Abstract
Objective. To evaluate the impact of a medication adherence activity on introductory pharmacy practice experience students’ perceptions of patient adherence as well as student development of empathy and confidence in patient counseling.
Design. Students participated in a personal medication simulation using an automated medication dispenser. Students then identified a patient with nonadherence and provided counseling on use of the dispenser. After 4 to 6 weeks, students interviewed the patient about their experience with the dispenser and assessed changes in adherence.
Assessment. One hundred fifty-three students completed the assignment and 3 surveys instruments. Following the experience, the majority of students agreed or strongly agreed that they developed more empathy for patients with multiple medications and felt confident counseling a patient in the use of a dispenser (92.0% and 88.2%, respectively). Most students (91.4%) reported feeling that their patient education session was successful.
Conclusion. An introductory pharmacy practice experience involving an automated medication dispenser and patient counseling to improve medication adherence resulted in the development of empathy and improved student confidence.
Keywords: medication adherence, compliance, simulation, introductory pharmacy practice experience
INTRODUCTION
Medication adherence is the extent to which individuals take their medications as prescribed by their healthcare practitioner. Either deliberate or unintentional, nonadherence includes failing to fill a prescription, discontinuing a medication prematurely, taking an incorrect dose, and taking medication at the wrong time.1 Medication nonadherence often leads to poor health outcomes and has a significant negative economic impact.2-6 Medication nonadherence accounts for more than 10% of older-adult hospital admissions, nearly 25% of nursing home admissions, and 20% of preventable adverse drug events among ambulatory elderly patients.1,7 Medication nonadherence results in an estimated 125,000 deaths annually and costs the US healthcare system $100 billion per year.1,7,8
Pharmacists are in an ideal position to positively impact medication adherence because of patient trust, access to medication profiles, opportunities for patient consultation, and knowledge on the consequences of nonadherence. Spending only minutes communicating with a patient can reveal reasons for nonadherence, and pharmacist intervention with a patient’s healthcare provider often can resolve adherence issues.
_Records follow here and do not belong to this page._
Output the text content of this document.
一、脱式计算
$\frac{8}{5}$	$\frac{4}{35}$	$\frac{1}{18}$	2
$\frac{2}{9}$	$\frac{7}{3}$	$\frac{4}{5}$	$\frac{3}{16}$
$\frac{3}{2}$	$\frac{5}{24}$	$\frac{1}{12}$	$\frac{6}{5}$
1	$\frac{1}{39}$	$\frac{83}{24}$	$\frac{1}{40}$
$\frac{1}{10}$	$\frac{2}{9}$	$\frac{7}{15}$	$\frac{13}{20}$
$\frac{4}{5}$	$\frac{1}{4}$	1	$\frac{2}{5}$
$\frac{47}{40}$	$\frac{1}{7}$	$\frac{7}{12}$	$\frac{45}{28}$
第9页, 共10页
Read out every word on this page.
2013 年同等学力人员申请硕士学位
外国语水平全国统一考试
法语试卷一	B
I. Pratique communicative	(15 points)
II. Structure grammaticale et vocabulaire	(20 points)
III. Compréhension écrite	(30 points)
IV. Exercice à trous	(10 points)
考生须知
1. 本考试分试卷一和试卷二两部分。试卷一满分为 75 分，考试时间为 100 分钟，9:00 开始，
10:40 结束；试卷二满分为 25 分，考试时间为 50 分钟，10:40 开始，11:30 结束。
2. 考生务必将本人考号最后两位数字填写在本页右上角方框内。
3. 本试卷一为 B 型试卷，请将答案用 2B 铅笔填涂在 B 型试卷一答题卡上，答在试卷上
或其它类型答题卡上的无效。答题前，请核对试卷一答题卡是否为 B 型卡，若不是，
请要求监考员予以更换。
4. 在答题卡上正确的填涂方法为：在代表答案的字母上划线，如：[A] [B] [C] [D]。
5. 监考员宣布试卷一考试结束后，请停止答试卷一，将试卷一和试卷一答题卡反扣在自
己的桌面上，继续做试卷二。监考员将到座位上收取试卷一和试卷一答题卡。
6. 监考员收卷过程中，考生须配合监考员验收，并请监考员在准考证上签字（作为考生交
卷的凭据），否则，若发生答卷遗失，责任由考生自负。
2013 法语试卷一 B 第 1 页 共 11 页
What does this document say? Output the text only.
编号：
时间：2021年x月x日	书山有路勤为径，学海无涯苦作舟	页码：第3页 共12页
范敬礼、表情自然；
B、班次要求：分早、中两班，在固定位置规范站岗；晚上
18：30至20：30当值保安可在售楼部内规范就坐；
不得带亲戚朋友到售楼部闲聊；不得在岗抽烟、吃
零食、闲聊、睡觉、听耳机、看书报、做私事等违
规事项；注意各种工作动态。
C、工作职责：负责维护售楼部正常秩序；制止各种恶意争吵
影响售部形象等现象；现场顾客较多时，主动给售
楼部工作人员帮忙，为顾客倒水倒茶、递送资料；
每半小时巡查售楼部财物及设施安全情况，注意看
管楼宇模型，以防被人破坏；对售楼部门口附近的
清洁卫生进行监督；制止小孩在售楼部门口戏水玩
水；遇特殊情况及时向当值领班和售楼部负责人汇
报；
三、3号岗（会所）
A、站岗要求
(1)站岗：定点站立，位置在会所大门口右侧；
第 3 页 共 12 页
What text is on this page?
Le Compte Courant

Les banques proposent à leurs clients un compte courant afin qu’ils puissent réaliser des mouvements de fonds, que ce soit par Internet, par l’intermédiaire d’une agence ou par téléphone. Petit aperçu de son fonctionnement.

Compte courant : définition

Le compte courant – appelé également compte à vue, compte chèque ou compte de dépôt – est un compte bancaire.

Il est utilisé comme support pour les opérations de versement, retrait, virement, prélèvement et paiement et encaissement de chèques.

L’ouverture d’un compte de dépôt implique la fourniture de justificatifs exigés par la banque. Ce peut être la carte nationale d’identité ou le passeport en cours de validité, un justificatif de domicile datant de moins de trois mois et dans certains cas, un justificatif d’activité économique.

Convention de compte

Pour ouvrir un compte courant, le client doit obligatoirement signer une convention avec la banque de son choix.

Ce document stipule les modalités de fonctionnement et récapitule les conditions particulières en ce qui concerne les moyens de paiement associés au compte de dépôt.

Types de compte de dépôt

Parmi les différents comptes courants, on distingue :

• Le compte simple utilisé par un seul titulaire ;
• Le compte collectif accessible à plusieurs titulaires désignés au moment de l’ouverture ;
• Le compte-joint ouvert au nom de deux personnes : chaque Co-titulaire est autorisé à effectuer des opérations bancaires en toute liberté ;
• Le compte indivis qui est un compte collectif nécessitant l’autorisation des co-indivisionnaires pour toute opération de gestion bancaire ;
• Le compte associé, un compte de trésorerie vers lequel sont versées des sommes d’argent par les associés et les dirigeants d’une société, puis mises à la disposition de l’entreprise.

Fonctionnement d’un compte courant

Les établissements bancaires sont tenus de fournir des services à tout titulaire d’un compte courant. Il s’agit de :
For example, recommending a lower-priced generic or decreasing the complexity of a patient’s drug regimen can improve medication adherence.9
Introductory pharmacy practice experiences (IPPEs) have been identified as key opportunities for pharmacy students to practice patient-centered care and apply information learned in the curriculum.10 The Accreditation Council for Pharmacy Education’s (ACPE’s) accreditation Standards and Guidelines encourage pharmacy schools and colleges to identify or develop IPPEs that expose students to the assessment of medication adherence, the management and monitoring of drug regimens, the provision of patient education, and the use of technology to enhance patient outcomes.11 The Purdue University College of Pharmacy PharmD Program Outcome Ability Goals include teaching students behavioral modification approaches for promoting medication adherence and disease prevention as well as identifying and implementing strategies to encourage patient adherence.12
Simulated healthcare experiences foster students’ understanding of patients’ difficulties and reasons for nonadherence.13-15,17,18 Various types of simulations have been used in health disciplines as a mechanism to help students understand patients and develop empathy.13-18 Students generally find these experiences valuable and believe they should be incorporated as part of the core curriculum.14
Because an estimated 20% to 50% of patients are nonadherent with prescribed medications, adherence training is a fundamental component in the education of pharmacy students.1-3,11 Adherence simulations and patient experiences provide a basis for understanding this concept as well as opportunities to apply patient-care skills and develop empathy. Only 1 of the simulations identified in the literature focused on medication use with an adherence dispenser. There is little published literature focusing on the integration of medication adherence within IPPE programs,17 and there is no published literature on students’ opinions about the reasons for medication nonadherence. Additional research is needed in this area.2,7,8
A student simulation and a patient-based experience focusing on medication adherence were developed to integrate specific ACPE-required domains and college-specific goals into the IPPE program. This manuscript describes the student assignment and learning from the student perspective. The objective is to evaluate the impact of the students’ simulation and patient-based experience on their perspectives of medication adherence and the development of empathy and confidence when counseling a patient.
DESIGN
During the first year at Purdue University College of Pharmacy, students explore the concept of medication adherence in the classroom setting and complete 30 hours of pharmacy experience as part of the core curriculum. This experience provides the foundation for the Medication Adherence Assignment, 1 of several requirements within the 4-credit hour, second-year IPPE course, in which students spend a minimum of 160 hours in a community pharmacy completing assignments and exploring topics relative to practice. The IPPE Medication Adherence Assignment timeline is outlined in Figure 1, and student objectives for the assignment are presented in Table 1. The Investigational Review Board at Purdue University approved this project.
Figure 1.
Medication-Adherence Assignment Timeline. Abbreviations: P1= first professional year student; P2= second professional year student; IPPE = introductory pharmacy practice experience.
Table 1.
Learning Objectives of Medication-Adherence Assignment
Figure 2.
Student late doses with and without an automated medication dispenser (AMD).
Figure 3.
Student missed doses with and without an automated medication dispenser (AMD).
In the Medication Adherence Assignment, students applied conceptual knowledge by participating in a 2-part activity: (1) a personal medication adherence simulation, and (2) the selection, education, and follow-up with a patient experiencing nonadherence at the student’s community pharmacy IPPE site. Throughout the assignment, students were asked to reflect on their learning experience and develop conclusions to apply to future practice; these activities constitute the theoretical basis of experiential learning.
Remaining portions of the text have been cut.